Si dice che il tempo sia galantuomo, certamente ieri lo è stato e la storia sta presentando i conti alla cronaca trentennale taroccata da magistrati, giornalisti e politici che hanno provato ad abbattere in tutti i modi Berlusconi e il suo mondo. Quello che è successo dentro e fuori il Duomo di Milano dimostra in modo non equivocabile chi era dalla parte del giusto e chi dall’altra. Il sogno italiano di Berlusconi è rinato ieri dalle sue ceneri con la benedizione ufficiale del Capo dello Stato – non certo un berlusconiano e con uno straordinario affetto di popolo, di quell’Italia migliore che Gad Lerner stupidamente non vuol vedere. Ora sta a Giorgia Meloni aggiornarlo ai tempi, difenderlo e indirizzarlo nella giusta direzione insieme a Matteo Salvini e ad Antonio Tajani.

 

 

 

Mi piace pensare che Silvio Berlusconi abbia deciso di traslocare ad altra vita solo dopo aver messo le cose a posto, direbbe lui, o comunque aver visto che le cose si stavano mettendo a posto da sole secondo un piano che non era esattamente quello che avrebbe voluto ma molto gli assomigliava.
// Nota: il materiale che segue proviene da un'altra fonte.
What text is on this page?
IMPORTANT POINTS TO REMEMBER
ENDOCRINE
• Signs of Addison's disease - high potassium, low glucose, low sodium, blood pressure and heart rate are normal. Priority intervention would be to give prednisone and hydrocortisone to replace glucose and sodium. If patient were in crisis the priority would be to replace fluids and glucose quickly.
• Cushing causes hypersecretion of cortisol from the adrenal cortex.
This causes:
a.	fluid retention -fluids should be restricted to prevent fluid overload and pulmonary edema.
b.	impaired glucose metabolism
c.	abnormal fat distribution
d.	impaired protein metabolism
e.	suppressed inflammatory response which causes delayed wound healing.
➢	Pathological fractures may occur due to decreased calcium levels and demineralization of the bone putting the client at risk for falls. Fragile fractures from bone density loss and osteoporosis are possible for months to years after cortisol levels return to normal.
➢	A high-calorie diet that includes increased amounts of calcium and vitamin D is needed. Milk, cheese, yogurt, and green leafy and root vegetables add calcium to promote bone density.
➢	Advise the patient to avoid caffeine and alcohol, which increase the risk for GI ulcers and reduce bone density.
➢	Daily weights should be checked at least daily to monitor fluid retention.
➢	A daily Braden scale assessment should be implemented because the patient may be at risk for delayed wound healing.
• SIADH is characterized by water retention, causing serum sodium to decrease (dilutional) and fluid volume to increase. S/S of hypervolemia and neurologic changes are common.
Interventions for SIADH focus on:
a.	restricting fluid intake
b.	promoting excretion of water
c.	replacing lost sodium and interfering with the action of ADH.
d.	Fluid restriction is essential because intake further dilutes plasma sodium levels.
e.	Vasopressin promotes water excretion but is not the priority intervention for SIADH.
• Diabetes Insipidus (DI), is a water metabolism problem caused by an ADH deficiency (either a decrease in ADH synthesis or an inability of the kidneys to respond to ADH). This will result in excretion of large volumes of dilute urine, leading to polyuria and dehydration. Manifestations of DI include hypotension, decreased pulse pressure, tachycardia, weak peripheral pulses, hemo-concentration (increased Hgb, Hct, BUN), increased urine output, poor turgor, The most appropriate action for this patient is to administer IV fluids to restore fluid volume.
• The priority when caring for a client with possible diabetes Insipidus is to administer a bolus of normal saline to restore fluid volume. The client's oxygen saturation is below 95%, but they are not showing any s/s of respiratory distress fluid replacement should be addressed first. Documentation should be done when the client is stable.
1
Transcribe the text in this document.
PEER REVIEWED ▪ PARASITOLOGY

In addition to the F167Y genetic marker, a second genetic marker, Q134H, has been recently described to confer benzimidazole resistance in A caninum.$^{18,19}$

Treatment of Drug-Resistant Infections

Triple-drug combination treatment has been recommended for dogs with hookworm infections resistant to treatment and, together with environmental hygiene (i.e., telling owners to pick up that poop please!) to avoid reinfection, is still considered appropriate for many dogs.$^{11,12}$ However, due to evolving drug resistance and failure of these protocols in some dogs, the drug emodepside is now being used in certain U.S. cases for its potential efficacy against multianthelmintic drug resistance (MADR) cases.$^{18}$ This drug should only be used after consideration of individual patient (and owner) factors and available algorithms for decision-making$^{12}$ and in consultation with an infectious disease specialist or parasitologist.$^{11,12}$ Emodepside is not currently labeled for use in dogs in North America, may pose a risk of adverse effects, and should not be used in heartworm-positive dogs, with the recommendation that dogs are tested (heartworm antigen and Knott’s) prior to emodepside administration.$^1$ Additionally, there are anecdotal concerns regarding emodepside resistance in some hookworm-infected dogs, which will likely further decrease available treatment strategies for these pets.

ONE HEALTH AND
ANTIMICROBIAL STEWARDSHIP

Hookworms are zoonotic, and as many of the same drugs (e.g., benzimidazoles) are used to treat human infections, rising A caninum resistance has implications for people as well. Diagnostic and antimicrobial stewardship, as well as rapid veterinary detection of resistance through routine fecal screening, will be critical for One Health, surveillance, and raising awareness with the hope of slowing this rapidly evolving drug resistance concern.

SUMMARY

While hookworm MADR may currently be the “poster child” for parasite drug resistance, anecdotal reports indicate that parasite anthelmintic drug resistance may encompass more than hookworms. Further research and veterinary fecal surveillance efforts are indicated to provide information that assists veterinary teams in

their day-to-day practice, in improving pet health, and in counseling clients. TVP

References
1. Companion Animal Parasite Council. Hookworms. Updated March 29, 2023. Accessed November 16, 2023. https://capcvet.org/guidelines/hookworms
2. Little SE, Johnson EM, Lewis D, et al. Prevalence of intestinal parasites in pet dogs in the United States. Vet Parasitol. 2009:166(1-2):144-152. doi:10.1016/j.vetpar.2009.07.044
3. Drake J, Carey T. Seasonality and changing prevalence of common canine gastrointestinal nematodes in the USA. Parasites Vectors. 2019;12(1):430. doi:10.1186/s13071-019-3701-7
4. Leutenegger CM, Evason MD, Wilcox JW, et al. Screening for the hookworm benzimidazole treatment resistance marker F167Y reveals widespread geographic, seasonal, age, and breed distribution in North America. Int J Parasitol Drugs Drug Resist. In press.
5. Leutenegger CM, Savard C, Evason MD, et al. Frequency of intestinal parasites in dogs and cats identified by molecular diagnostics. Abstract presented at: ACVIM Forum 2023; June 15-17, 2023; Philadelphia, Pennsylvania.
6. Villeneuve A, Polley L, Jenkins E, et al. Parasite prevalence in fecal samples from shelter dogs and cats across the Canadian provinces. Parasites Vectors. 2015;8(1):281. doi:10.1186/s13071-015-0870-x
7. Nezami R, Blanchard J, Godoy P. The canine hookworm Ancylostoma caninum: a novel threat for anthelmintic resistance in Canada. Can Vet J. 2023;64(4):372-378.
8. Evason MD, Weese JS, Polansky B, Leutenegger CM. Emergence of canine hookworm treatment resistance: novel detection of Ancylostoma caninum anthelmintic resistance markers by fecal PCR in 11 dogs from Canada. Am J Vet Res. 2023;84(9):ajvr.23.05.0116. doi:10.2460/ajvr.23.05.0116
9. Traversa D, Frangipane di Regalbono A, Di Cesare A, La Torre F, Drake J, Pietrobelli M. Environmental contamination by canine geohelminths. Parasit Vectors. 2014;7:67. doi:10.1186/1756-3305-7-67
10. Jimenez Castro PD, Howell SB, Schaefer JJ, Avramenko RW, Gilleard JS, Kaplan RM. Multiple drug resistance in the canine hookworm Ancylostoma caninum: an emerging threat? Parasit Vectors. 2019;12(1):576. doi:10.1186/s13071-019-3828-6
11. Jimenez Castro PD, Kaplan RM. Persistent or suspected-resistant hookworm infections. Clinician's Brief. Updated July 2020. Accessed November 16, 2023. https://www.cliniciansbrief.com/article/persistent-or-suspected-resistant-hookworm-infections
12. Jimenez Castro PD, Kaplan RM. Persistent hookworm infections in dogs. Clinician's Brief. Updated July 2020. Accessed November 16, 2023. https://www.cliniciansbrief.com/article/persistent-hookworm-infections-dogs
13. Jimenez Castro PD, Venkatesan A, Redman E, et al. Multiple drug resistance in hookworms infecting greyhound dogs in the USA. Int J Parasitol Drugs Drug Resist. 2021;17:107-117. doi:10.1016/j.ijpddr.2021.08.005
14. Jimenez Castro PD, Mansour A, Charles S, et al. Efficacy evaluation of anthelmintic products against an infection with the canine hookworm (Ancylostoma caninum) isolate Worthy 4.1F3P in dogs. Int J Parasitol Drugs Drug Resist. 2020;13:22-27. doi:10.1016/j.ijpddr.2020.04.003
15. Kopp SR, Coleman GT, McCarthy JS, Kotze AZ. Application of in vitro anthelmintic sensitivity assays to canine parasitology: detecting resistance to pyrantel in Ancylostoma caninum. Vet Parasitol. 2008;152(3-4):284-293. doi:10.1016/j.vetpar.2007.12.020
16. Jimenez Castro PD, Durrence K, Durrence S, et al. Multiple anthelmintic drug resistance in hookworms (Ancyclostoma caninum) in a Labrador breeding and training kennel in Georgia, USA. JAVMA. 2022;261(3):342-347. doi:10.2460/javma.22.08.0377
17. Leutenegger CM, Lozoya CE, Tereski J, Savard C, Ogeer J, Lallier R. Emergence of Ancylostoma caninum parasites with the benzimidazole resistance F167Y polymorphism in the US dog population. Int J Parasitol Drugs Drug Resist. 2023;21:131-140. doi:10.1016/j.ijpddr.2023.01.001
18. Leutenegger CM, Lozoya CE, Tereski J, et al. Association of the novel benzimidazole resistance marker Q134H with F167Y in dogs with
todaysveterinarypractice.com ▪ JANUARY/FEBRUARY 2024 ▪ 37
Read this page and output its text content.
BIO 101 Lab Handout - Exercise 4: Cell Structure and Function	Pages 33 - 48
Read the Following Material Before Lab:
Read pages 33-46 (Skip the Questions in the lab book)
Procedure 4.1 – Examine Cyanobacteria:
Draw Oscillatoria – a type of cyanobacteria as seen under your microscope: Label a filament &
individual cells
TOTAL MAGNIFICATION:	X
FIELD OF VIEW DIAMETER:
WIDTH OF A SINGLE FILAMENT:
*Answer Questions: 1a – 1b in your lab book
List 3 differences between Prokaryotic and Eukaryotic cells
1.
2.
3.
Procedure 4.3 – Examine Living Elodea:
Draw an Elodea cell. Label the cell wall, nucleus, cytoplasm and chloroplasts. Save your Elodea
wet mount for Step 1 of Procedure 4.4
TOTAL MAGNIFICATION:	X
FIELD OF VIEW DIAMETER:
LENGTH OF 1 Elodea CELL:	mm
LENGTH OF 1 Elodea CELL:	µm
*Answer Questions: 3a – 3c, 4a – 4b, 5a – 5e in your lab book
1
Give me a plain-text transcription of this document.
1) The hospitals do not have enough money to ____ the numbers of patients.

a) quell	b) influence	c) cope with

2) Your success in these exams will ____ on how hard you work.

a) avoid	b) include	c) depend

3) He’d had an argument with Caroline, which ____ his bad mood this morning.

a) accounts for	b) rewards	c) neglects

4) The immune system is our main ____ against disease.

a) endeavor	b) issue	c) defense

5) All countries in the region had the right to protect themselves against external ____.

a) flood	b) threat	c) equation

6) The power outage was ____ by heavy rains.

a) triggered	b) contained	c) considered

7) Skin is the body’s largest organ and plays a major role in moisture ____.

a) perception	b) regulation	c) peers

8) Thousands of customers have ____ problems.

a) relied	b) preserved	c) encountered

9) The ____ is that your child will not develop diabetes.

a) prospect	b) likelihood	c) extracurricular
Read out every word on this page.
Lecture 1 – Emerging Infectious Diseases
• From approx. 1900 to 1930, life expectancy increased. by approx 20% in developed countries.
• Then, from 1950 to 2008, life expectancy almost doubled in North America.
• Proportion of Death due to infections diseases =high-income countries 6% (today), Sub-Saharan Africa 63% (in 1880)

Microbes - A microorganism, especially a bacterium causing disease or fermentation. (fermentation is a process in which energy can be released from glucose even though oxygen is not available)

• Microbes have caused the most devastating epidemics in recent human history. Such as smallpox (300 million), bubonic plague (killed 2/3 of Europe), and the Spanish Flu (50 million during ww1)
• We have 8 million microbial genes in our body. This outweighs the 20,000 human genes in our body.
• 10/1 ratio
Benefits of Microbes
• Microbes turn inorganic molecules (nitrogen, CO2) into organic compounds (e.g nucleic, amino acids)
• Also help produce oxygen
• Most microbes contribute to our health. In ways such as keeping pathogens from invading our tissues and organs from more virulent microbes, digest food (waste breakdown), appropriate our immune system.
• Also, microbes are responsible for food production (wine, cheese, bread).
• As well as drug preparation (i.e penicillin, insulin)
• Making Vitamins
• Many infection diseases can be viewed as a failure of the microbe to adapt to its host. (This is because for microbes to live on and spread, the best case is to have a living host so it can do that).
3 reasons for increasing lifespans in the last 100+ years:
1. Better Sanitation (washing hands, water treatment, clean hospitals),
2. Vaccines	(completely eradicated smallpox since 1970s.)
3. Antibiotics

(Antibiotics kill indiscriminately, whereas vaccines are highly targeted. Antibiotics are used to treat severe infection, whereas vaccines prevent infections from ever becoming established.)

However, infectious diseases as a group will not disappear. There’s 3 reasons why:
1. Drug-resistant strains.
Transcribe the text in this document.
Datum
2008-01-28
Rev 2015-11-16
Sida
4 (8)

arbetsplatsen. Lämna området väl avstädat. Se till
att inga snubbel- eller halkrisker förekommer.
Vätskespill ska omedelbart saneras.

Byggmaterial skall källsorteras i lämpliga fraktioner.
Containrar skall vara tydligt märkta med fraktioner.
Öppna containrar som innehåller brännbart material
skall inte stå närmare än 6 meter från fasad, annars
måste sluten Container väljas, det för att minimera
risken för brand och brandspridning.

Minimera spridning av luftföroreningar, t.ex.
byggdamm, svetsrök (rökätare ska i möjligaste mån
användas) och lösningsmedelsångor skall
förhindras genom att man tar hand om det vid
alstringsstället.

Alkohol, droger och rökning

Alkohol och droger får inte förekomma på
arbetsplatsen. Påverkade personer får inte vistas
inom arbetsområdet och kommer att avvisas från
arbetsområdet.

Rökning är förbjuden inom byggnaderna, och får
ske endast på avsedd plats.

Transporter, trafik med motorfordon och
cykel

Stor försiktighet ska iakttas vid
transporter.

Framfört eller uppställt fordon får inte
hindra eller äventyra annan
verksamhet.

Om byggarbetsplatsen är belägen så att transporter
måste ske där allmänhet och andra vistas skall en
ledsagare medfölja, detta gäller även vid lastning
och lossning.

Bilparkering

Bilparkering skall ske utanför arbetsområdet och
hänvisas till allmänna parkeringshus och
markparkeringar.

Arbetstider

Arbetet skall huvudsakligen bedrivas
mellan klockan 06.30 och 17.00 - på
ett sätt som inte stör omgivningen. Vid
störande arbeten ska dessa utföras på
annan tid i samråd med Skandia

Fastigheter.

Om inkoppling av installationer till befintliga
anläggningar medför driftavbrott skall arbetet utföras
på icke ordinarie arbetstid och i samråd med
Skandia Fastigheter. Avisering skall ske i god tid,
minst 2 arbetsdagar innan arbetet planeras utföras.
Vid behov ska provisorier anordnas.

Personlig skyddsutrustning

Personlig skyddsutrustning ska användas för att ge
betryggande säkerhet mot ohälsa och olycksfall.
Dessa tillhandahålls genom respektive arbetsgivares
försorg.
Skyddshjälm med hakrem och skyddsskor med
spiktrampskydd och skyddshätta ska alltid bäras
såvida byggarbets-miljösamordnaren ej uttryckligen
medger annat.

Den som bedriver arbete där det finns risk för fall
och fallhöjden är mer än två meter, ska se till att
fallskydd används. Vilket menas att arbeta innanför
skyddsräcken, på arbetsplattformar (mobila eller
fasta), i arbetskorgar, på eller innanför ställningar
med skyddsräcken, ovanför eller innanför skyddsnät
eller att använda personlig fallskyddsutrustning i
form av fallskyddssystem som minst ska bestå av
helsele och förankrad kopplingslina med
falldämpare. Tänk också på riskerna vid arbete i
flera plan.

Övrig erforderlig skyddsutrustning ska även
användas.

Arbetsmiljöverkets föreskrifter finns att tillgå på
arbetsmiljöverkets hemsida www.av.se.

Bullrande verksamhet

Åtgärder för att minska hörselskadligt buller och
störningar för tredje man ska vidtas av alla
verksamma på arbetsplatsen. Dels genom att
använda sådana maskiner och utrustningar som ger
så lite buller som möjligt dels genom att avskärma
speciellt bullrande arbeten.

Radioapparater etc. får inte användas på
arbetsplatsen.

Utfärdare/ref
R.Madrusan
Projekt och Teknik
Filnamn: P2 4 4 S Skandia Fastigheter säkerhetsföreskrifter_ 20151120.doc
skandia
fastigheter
Per il Cavaliere si tratta di un riconoscimento tardivo ma è pur sempre una straordinaria benzina per far funzionare ciò che ha lasciato in eredità, cioè per un’Italia liberale e conservatrice da contrapporre a una sinistra che ancora non ha fatto i conti fino in fondo con il suo passato comunista e che anche in queste ore lo sta pienamente dimostrando. In quanto all’uomo Silvio Berlusconi, mi affido alle parole con cui l’arcivescovo Delpini ha concluso ieri la sua omelia: “Silvio? È un uomo che ora si trova al cospetto di Dio”. Da Davigo a Dio, un bel salto, finalmente sulla sua strada un giudice terzo e corretto.